W obozie na Antarktydzie wylądował samolot, który zabrał do Chile uczestników morderczego biegu Antarctic Ice Marathon. Wśród nich jest zwycięzca – Piotr Suchenia. Polak w piątek wygrał maraton rozgrywany przy 30-stopniowym mrozie. Po biegu zerwała się burza śnieżna, która uniemożliwiła zawodnikom powrót.

Burza śnieżna na Antarktydzie zerwała namioty w obozie uczestników Antarctic Ice Marathon.
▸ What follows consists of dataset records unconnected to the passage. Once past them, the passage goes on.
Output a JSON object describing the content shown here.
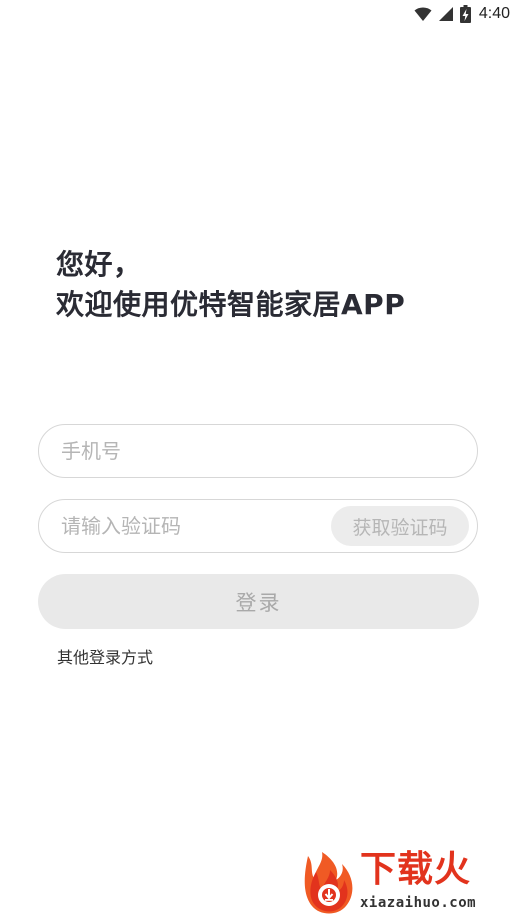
{
  "status_bar": {
    "time": "4:40",
    "icons": [
      "wifi-icon",
      "signal-icon",
      "battery-charging-icon"
    ]
  },
  "greeting": {
    "line1": "您好，",
    "line2": "欢迎使用优特智能家居APP"
  },
  "phone": {
    "placeholder": "手机号",
    "value": ""
  },
  "code": {
    "placeholder": "请输入验证码",
    "value": "",
    "button_label": "获取验证码"
  },
  "login_button": "登录",
  "other_login": "其他登录方式",
  "watermark": {
    "title": "下载火",
    "url": "xiazaihuo.com",
    "brand_color": "#e2331d"
  },
  "colors": {
    "text_primary": "#2a2b34",
    "placeholder": "#b5b5b5",
    "button_disabled_bg": "#e9e9e9",
    "button_disabled_text": "#a9a9a9",
    "field_border": "#d7d7d7"
  }
}
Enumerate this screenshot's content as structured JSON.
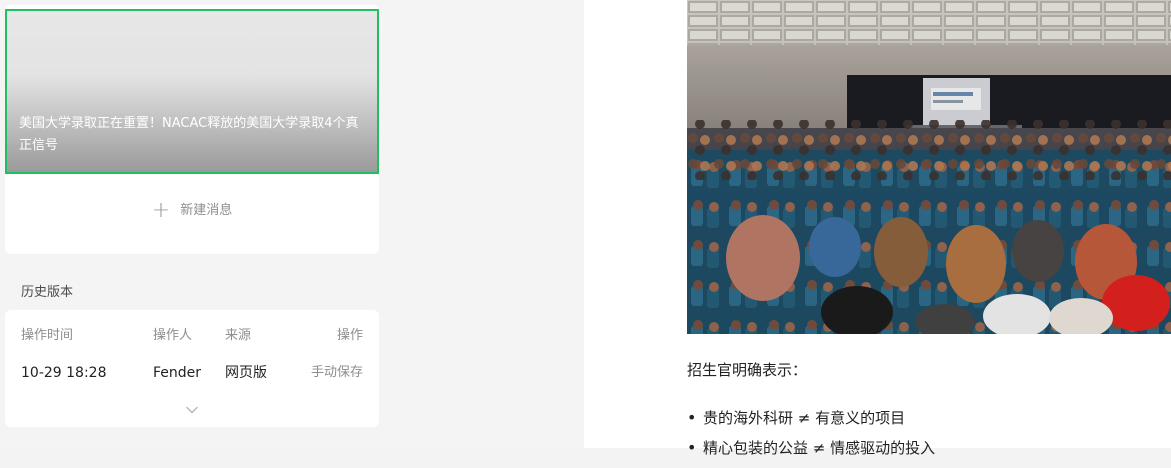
{
  "editor": {
    "article_card": {
      "cover_title": "美国大学录取正在重置！NACAC释放的美国大学录取4个真正信号",
      "new_message_label": "新建消息"
    },
    "history": {
      "title": "历史版本",
      "columns": [
        "操作时间",
        "操作人",
        "来源",
        "操作"
      ],
      "rows": [
        {
          "time": "10-29 18:28",
          "operator": "Fender",
          "source": "网页版",
          "action": "手动保存"
        }
      ]
    }
  },
  "preview": {
    "lead_text": "招生官明确表示：",
    "bullets": [
      "贵的海外科研 ≠ 有意义的项目",
      "精心包装的公益 ≠ 情感驱动的投入"
    ]
  },
  "colors": {
    "accent_border": "#1ec15f",
    "left_background": "#f4f4f4",
    "card_background": "#ffffff",
    "muted_text": "#8d8d8d"
  },
  "icons": {
    "new_message": "plus-icon",
    "expand": "chevron-down-icon"
  }
}
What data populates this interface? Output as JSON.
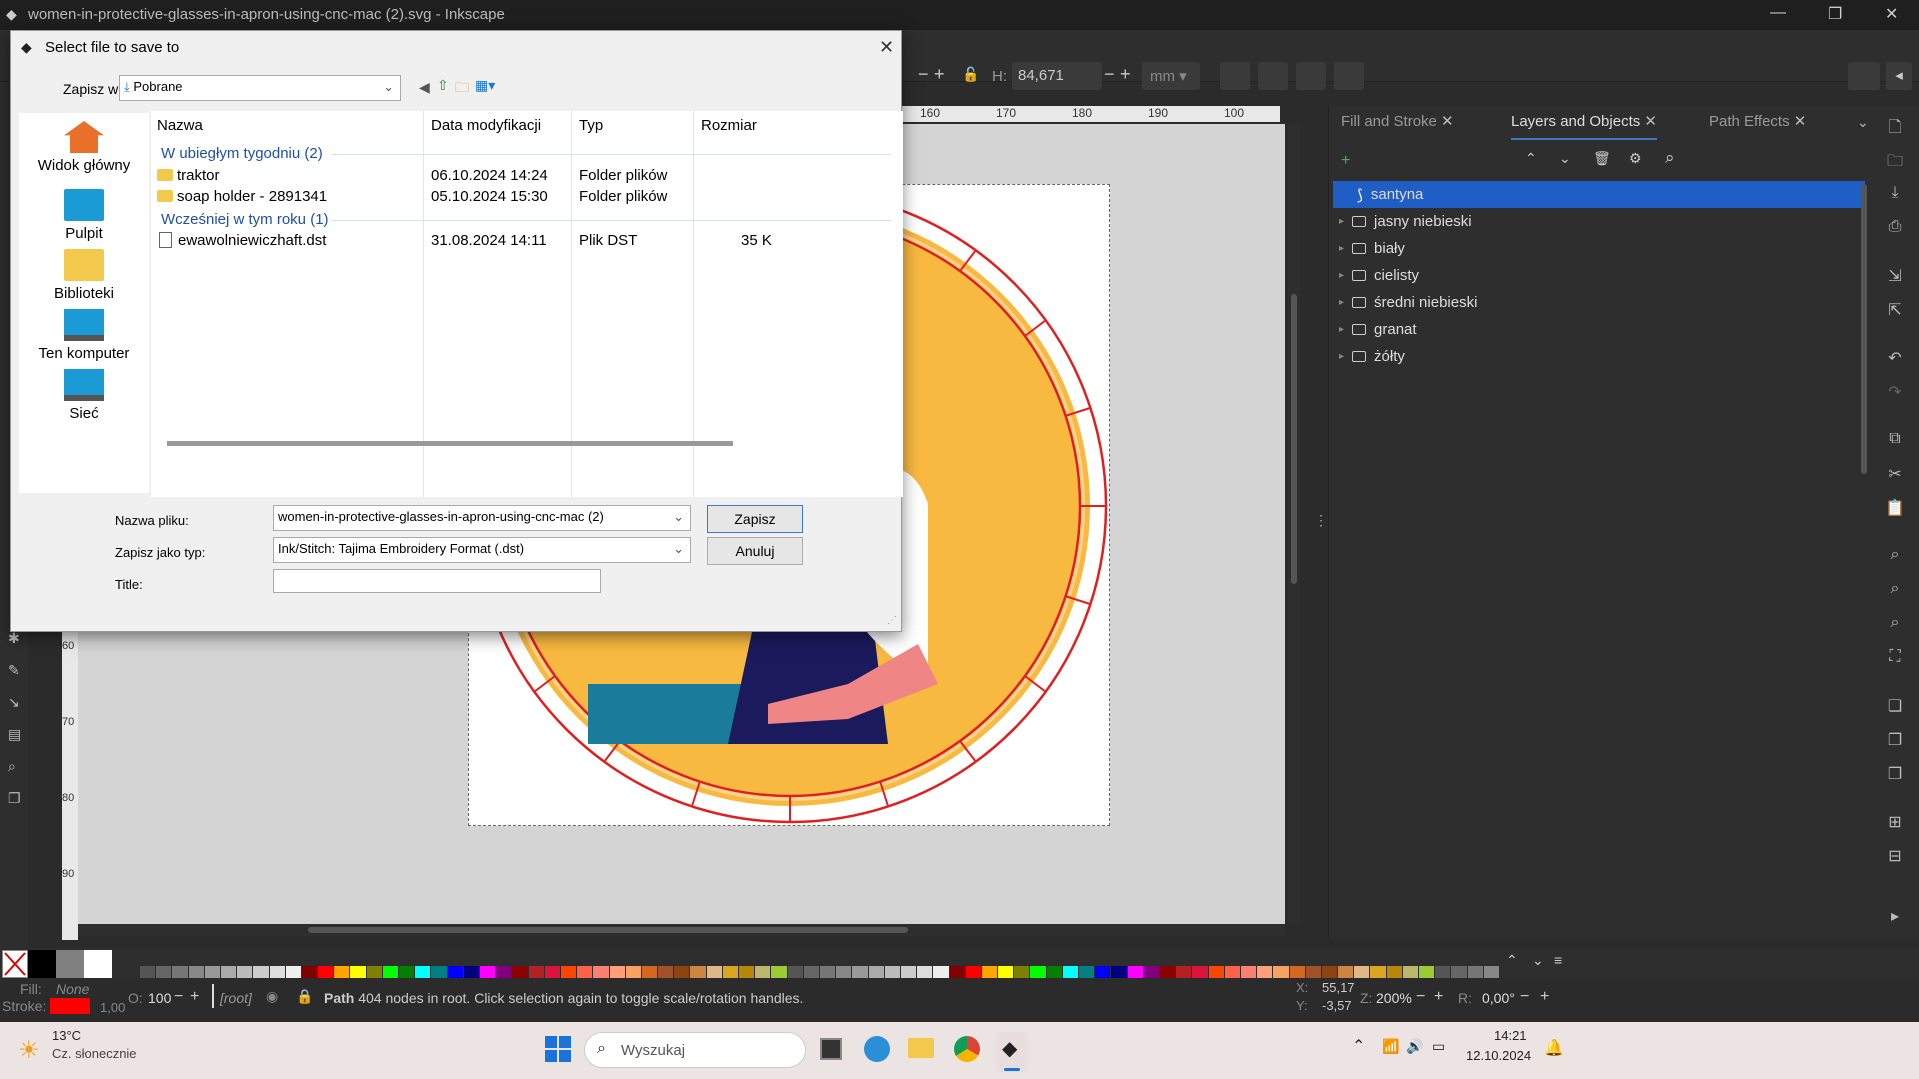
{
  "window": {
    "title": "women-in-protective-glasses-in-apron-using-cnc-mac (2).svg - Inkscape",
    "minimize_glyph": "—",
    "restore_glyph": "❐",
    "close_glyph": "✕"
  },
  "toolbar": {
    "h_label": "H:",
    "h_value": "84,671",
    "units": "mm"
  },
  "ruler": {
    "top_ticks": [
      "160",
      "170",
      "180",
      "190",
      "100"
    ],
    "left_ticks": [
      "60",
      "70",
      "80",
      "90"
    ]
  },
  "panel": {
    "tabs": [
      {
        "label": "Fill and Stroke",
        "active": false
      },
      {
        "label": "Layers and Objects",
        "active": true
      },
      {
        "label": "Path Effects",
        "active": false
      }
    ],
    "layers": [
      {
        "label": "santyna",
        "selected": true,
        "icon": "path-icon"
      },
      {
        "label": "jasny niebieski",
        "selected": false,
        "icon": "folder-icon"
      },
      {
        "label": "biały",
        "selected": false,
        "icon": "folder-icon"
      },
      {
        "label": "cielisty",
        "selected": false,
        "icon": "folder-icon"
      },
      {
        "label": "średni niebieski",
        "selected": false,
        "icon": "folder-icon"
      },
      {
        "label": "granat",
        "selected": false,
        "icon": "folder-icon"
      },
      {
        "label": "żółty",
        "selected": false,
        "icon": "folder-icon"
      }
    ]
  },
  "status": {
    "fill_label": "Fill:",
    "fill_value": "None",
    "stroke_label": "Stroke:",
    "stroke_width": "1,00",
    "stroke_color": "#ff0000",
    "opacity_label": "O:",
    "opacity_value": "100",
    "layer": "[root]",
    "message_bold": "Path",
    "message": " 404 nodes in root. Click selection again to toggle scale/rotation handles.",
    "x_label": "X:",
    "x_value": "55,17",
    "y_label": "Y:",
    "y_value": "-3,57",
    "z_label": "Z:",
    "zoom": "200%",
    "r_label": "R:",
    "rotation": "0,00°"
  },
  "dialog": {
    "title": "Select file to save to",
    "save_in_label": "Zapisz w:",
    "location": "Pobrane",
    "places": [
      "Widok główny",
      "Pulpit",
      "Biblioteki",
      "Ten komputer",
      "Sieć"
    ],
    "columns": [
      "Nazwa",
      "Data modyfikacji",
      "Typ",
      "Rozmiar"
    ],
    "groups": [
      {
        "label": "W ubiegłym tygodniu (2)",
        "files": [
          {
            "name": "traktor",
            "date": "06.10.2024 14:24",
            "type": "Folder plików",
            "size": "",
            "kind": "folder"
          },
          {
            "name": "soap holder - 2891341",
            "date": "05.10.2024 15:30",
            "type": "Folder plików",
            "size": "",
            "kind": "folder"
          }
        ]
      },
      {
        "label": "Wcześniej w tym roku (1)",
        "files": [
          {
            "name": "ewawolniewiczhaft.dst",
            "date": "31.08.2024 14:11",
            "type": "Plik DST",
            "size": "35 K",
            "kind": "file"
          }
        ]
      }
    ],
    "filename_label": "Nazwa pliku:",
    "filename_value": "women-in-protective-glasses-in-apron-using-cnc-mac (2)",
    "filetype_label": "Zapisz jako typ:",
    "filetype_value": "Ink/Stitch: Tajima Embroidery Format (.dst)",
    "title_label": "Title:",
    "title_value": "",
    "save_button": "Zapisz",
    "cancel_button": "Anuluj"
  },
  "taskbar": {
    "weather_temp": "13°C",
    "weather_desc": "Cz. słonecznie",
    "search_label": "Wyszukaj",
    "time": "14:21",
    "date": "12.10.2024"
  },
  "colors": {
    "accent": "#1f5ec4",
    "artwork_yellow": "#f8b940",
    "artwork_navy": "#1b1a5c",
    "artwork_teal": "#1a7b9a",
    "artwork_skin": "#f08585",
    "guide_red": "#e02020"
  }
}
Przez wiele godzin nie było łączności.

Organizatorzy biegu poinformowali w mediach społecznościowych, że pogoda się poprawia i z Chile wyleciał samolot, który ostatecznie zabrał uwięzionych na Antarktydzie maratończyków. Maszyna z czwórką polskich biegaczy Marcinem Asłanowiczem, Alanem Kowalczykiem, Piotrem Maślanką oraz zwycięzcą arktycznego maratonu Piotrem Suchenią wylądował już na lotnisku w Punta Arenas. Taka informację na Twitterze przekazali organizatorzy morderczego biegu.


Morderczy maraton wystartował 13 grudnia. Uczestnicy zmagali się nie tylko ze zmęczeniem, ale przede wszystkim z warunkami pogodowymi. Biegli w śniegu, w wietrze podczas 30-stopniowego mrozu.

Polak zdeklasował rywali, dobiegł na metę z czasem 3 godz. 49 min 18 s, wyprzedzając kolejnego zawodnika w stawce o blisko pół godziny.